Stergios Skaperdas, economics professor, has been appointed to a five-year term as the Clifford S. Heinz Chair. Established in 1988 by the UC Regents, the honor recognizes an outstanding UC Irvine scholar who studies the economics of peace.

Skaperdas is a theorist who specializes in political economics research. He has published groundbreaking work on the  role the absence of property rights plays in creating incentives for cooperation, as well as conflict, and its implications for trade, war, organized crime, the role of the state and other topics in more than 40 journal articles and books. More recently, he turned his attention to the faltering financial situation in his home country of Greece. A paper he wrote on the country’s debt crisis was cited in more than a dozen publications – including the The New York Times, The Guardian, National Public Radio and CNN – and propelled him into the policy community as a proponent of dissolving the Eurozone. He has given talks around the world including presentations in Milan, Paris, Quebec, Munich, Oslo and Kigali (Rwanda) as well as others. A full list of workshop and seminar presentations can be found online.

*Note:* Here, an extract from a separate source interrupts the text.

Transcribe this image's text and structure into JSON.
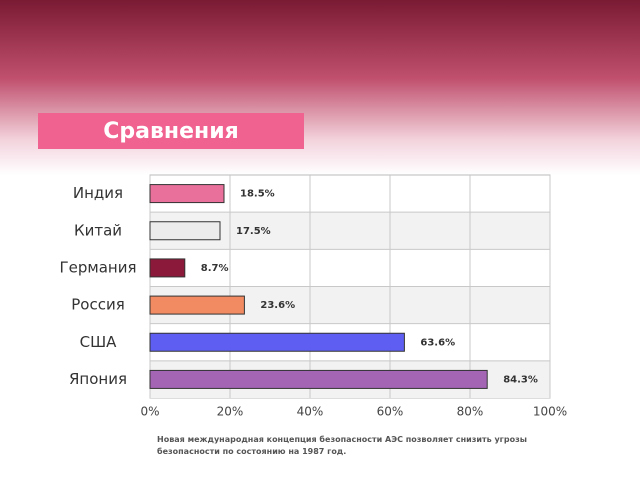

Skaperdas currently serves as associate editor of the journals Global Crime and Economics of Governance and is the co-editor of the recently published Oxford Handbook of the Economics of Peace and Conflict. His research has been funded by the National Science Foundation and the MacArthur Foundation. He has served as a consultant on civil wars and conflict for the World Bank, the United Nations, and the Center for International Development at Harvard. In addition to his research and service work, Skaperdas also teaches undergraduate and graduate courses on basic economics, the global economy, the political economy of economic development, and microeconomic theory.

Preceding Skaperdas as Heinz Chair was Martin McGuire, now economics professor emeritus.